Convective Cloud Velocity and Mass-Flux Characteristics from Wind Profiler Observations During GoAmazon14/15

 

Authors

Scott Giangrande — Brookhaven National Laboratory
Tami Fairless — Pacific Northwest National Laboratory
Zhe Feng — Pacific Northwest National Laboratory
Michael Jensen — Brookhaven National Laboratory
Courtney Schumacher — Texas A&M University
Luiz Augusto Toledo Machado — INPE-CPTEC
Mary Jane Bartholomew — Brookhaven National Laboratory
Christopher R Williams — University of Colorado, Boulder
Alain Protat — Australian Bureau of Meterology

Category

Deep convective clouds, including aerosol interactions

Description

Understanding deep convective clouds and simulating their impacts is a major challenge at cloud resolving model (CRM) to global climate model (GCMs) scales.
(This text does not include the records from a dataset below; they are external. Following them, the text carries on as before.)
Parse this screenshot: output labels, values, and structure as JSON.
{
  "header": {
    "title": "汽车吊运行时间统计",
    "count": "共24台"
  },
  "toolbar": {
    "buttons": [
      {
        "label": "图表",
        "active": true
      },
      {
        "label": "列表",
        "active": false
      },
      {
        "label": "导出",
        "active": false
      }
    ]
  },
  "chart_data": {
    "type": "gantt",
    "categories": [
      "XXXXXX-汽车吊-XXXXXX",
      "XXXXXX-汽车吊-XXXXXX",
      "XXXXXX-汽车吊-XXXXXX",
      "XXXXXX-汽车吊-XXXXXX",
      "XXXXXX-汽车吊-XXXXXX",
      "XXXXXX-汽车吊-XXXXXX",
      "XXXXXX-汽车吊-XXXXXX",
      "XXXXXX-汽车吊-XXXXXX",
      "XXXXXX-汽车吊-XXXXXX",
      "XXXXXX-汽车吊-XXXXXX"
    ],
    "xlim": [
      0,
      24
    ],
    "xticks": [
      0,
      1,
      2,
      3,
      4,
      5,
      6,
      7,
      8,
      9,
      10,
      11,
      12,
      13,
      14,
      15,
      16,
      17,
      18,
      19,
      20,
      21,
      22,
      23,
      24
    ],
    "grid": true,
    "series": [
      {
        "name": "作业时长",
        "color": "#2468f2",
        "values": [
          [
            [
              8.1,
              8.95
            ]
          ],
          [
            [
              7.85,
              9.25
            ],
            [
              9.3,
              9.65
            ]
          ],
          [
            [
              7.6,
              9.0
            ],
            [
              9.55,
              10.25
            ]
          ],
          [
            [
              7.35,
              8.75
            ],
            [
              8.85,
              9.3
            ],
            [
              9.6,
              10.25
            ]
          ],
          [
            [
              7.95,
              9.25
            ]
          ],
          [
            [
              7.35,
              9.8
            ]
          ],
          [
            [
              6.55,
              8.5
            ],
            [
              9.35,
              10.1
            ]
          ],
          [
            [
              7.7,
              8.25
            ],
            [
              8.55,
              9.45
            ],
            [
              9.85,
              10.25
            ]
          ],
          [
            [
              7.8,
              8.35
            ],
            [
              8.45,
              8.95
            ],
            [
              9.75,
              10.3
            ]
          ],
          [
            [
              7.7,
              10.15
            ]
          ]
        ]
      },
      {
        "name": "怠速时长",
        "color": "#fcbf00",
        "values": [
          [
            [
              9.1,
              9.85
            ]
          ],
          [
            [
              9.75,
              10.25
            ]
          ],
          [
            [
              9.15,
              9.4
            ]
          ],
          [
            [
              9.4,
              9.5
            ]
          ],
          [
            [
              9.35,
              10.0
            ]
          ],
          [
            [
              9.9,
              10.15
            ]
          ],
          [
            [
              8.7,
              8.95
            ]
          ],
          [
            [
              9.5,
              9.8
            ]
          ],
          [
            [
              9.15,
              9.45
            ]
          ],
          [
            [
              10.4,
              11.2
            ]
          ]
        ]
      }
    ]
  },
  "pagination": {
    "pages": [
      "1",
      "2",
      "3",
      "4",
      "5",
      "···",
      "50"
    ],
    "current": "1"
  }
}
To GCM scales, convective parameterizations are intertwined with global energy balance, cumulus cloud radiative properties and strength of the larger-scale atmospheric circulations these models explicitly resolve. The inability to adequately resolve the role of deep convective clouds is therefore a primary driver for GCM uncertainty in the prediction of possible climate change. There is steady demand for new observational constraints to better isolate the connections between deep cloud humidity, entrainment and microphysical treatments. However, since deep convective clouds operate over a wide range of scales, it is difficult for any single observational platform to inform on convective lifecycle from detailed microphysical process scales to larger-scale global cloud cover and energetic implications. One notable recommendation has been to improve upon the observations of convective vertical velocity and mass flux over larger domains, necessary to evaluate traditional mass flux-driven ensemble GCM parameterization modes. Recently, Kumar et al. [2015] proposed a statistical profiler-based solution aimed at retrieving observational velocity and mass flux profiles better aligned with ensemble GCM expectations. Their efforts broke from traditional velocity core definitions, but required an extended profiler and surveillance radar dataset to ensure a statistical alignment between point and horizontal domain convective sampling. Our study follows similar methods and motivations, using an extended ARM profiler dataset to build on our knowledge of deep convective velocity and mass flux properties. We document our findings on the vertical structure of convective mass flux, the relative role of convective area fraction and velocity on mass flux, and the sensitivity of mass flux profiles to changes in environmental forcing. This study draws originality from the convective dataset collected within the Amazon basin during the recently concluded Observations and Modeling of the Green Ocean Amazon (GoAmazon14/15) Experiment. The profiler site is under the umbrella of the distributed System for the Protection of Amazonia (SIPAM) S-band (3 GHz) conventional Doppler radar network that gives additional context for convective events summarized in this study.